North Dakota man denies helping to kill pregnant woman

William Hoehn testifies Thursday, Sept. 27, 2018, in the district Court, in Fargo, N. D., during his trial for conspiracy to commit murder on Savanna LaFontaine-Greywind, a 22-year-old that the baby was cut from her womb. (Michael Vosburg /The Forum via AP, Pool)

FARGO, N. D. – A man on trial in the death of a North Dakota woman whose baby was cut from her womb denied a role in her death, witnesses Thursday that he, as he walked into his apartment and heard a baby crying, he thought that his girlfriend had given birth.

William Hoehn, 33, disputed testimony from his now ex-girlfriend, Brooke Crews, who took part in the August 2017, killing Savanna Greywind, 22. Crews serving life in prison after pleading guilty to murder.

Hoehn is charged with conspiracy to commit murder. He has admitted that he helped to cover the crime, but denied knowing anything about the Crews of the plans to kill Greywind.

Jurors got the case late Thursday, and deliberated for about 90 minutes with no judgment. They were due to return Friday morning.

Crews testified this week that they are not “explicitly” tell Hoehn what they plan to do, but said when he walked in on a gory scene in the few apartment bathroom, he got a rope and turned him around Greywind the neck to ensure that she was dead. The court said that this testimony could be interpreted as evidence that Hoehn had agreed to take part in the crime.

Crews also testified that she had faked a pregnancy to keep from losing Hoehn, and that he, if he thought she was lying, she felt pressured to have a baby. Hoehn disputed that, saying that he believed Crews was pregnant, until the day of Greywind’s death.

Hoehn looked often at the jury during his testimony as he described coming home that day and the hearing of a baby.

“It was not a spur of the moment, it was not like a scream or nothing,” he said. “It was a separate baby audio. I remember feeling elated and I thought, ‘Oh my god, she had the baby when I was at work.’ “

Hoehn said after he walked to the bathroom, he asked the Crews, “were you still pregnant?” He said she grabbed her stomach and said, “I think so.”

When Hoehn was asked by his lawyer, Daniel Borgen, or he had an agreement with Crew to kill Greywind and her baby, Hoehn said, “Absolutely not. No, no, no.”

Lawyers on both sides told jurors in closing arguments that they would have to wade through the testimony of questionable sources. Borgen called the Crews “the most cunning, experienced liar that we have ever seen.” Prosecutor Leah Viste said, there is enough circumstantial evidence of a conspiracy in a case in which “everyone associated with the event is a liar.”

“They made a plan and carry them out,” Fish said of Hoehn and Crews, and calls them “two people deep in trouble.”
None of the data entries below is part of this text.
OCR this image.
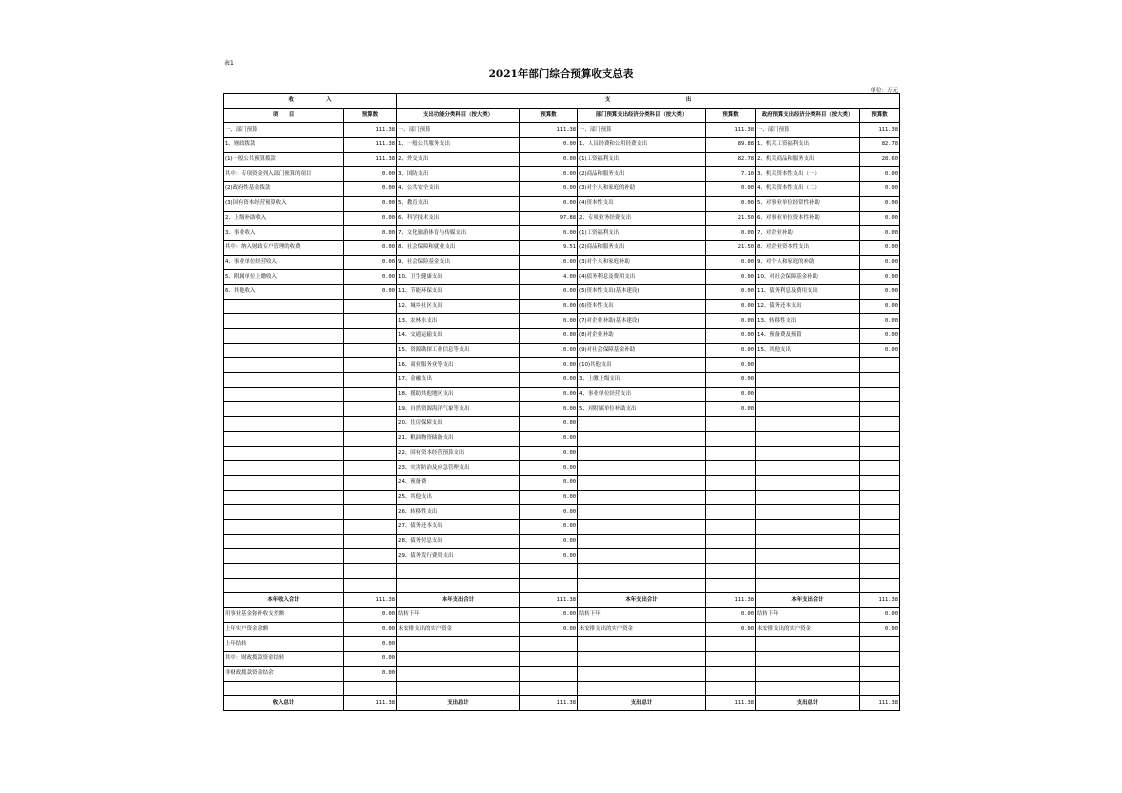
表1
2021年部门综合预算收支总表
单位：万元
收　　　　　　入		支　　　　　　　　　　　　　　出					
项　　目	预算数	支出功能分类科目（按大类）	预算数	部门预算支出经济分类科目（按大类）	预算数	政府预算支出经济分类科目（按大类）	预算数
一、部门预算	111.38	一、部门预算	111.38	一、部门预算	111.38	一、部门预算	111.38
1、财政拨款	111.38	1、一般公共服务支出	0.00	1、人员经费和公用经费支出	89.88	1、机关工资福利支出	82.78
(1)一般公共预算拨款	111.38	2、外交支出	0.00	(1)工资福利支出	82.78	2、机关商品和服务支出	28.60
其中：专项资金列入部门预算的项目	0.00	3、国防支出	0.00	(2)商品和服务支出	7.10	3、机关资本性支出（一）	0.00
(2)政府性基金拨款	0.00	4、公共安全支出	0.00	(3)对个人和家庭的补助	0.00	4、机关资本性支出（二）	0.00
(3)国有资本经营预算收入	0.00	5、教育支出	0.00	(4)资本性支出	0.00	5、对事业单位经常性补助	0.00
2、上级补助收入	0.00	6、科学技术支出	97.88	2、专项业务经费支出	21.50	6、对事业单位资本性补助	0.00
3、事业收入	0.00	7、文化旅游体育与传媒支出	0.00	(1)工资福利支出	0.00	7、对企业补助	0.00
其中：纳入财政专户管理的收费	0.00	8、社会保障和就业支出	9.51	(2)商品和服务支出	21.50	8、对企业资本性支出	0.00
4、事业单位经营收入	0.00	9、社会保险基金支出	0.00	(3)对个人和家庭补助	0.00	9、对个人和家庭的补助	0.00
5、附属单位上缴收入	0.00	10、卫生健康支出	4.00	(4)债务利息及费用支出	0.00	10、对社会保障基金补助	0.00
6、其他收入	0.00	11、节能环保支出	0.00	(5)资本性支出(基本建设)	0.00	11、债务利息及费用支出	0.00
		12、城乡社区支出	0.00	(6)资本性支出	0.00	12、债务还本支出	0.00
		13、农林水支出	0.00	(7)对企业补助(基本建设)	0.00	13、转移性支出	0.00
		14、交通运输支出	0.00	(8)对企业补助	0.00	14、预备费及预留	0.00
		15、资源勘探工业信息等支出	0.00	(9)对社会保障基金补助	0.00	15、其他支出	0.00
		16、商业服务业等支出	0.00	(10)其他支出	0.00		
		17、金融支出	0.00	3、上缴上级支出	0.00		
		18、援助其他地区支出	0.00	4、事业单位经营支出	0.00		
		19、自然资源海洋气象等支出	0.00	5、对附属单位补助支出	0.00		
		20、住房保障支出	0.00				
		21、粮油物资储备支出	0.00				
		22、国有资本经营预算支出	0.00				
		23、灾害防治及应急管理支出	0.00				
		24、预备费	0.00				
		25、其他支出	0.00				
		26、转移性支出	0.00				
		27、债务还本支出	0.00				
		28、债务付息支出	0.00				
		29、债务发行费用支出	0.00				

本年收入合计	111.38	本年支出合计	111.38	本年支出合计	111.38	本年支出合计	111.38
用事业基金弥补收支差额	0.00	结转下年	0.00	结转下年	0.00	结转下年	0.00
上年实户资金余额	0.00	未安排支出的实户资金	0.00	未安排支出的实户资金	0.00	未安排支出的实户资金	0.00
上年结转	0.00						
其中：财政拨款资金结转	0.00						
非财政拨款资金结余	0.00						

收入总计	111.38	支出总计	111.38	支出总计	111.38	支出总计	111.38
Viste said Crews’ testimony that she felt pressured to be the production of a baby and Hoehn the action when he came on the scene in the bathroom are two ways the jury can find intent. Borgen said, there is no way to prove or Greywind in life was when Hoehn there, so the exclusion of a conspiracy.

“‘Maybe he held the rope” was their argument,” Borgen said. “That sounds like beyond a reasonable doubt?”

Greywind’s death prompted North Dakota Sen. Heidi Heitkamp to introduce Savanna’s Act , which aims to improve tribal access to federal crime information databases and the creation of standardized protocols for responding to cases of missing and slain indigenous women . A similar bill has been introduced in the House.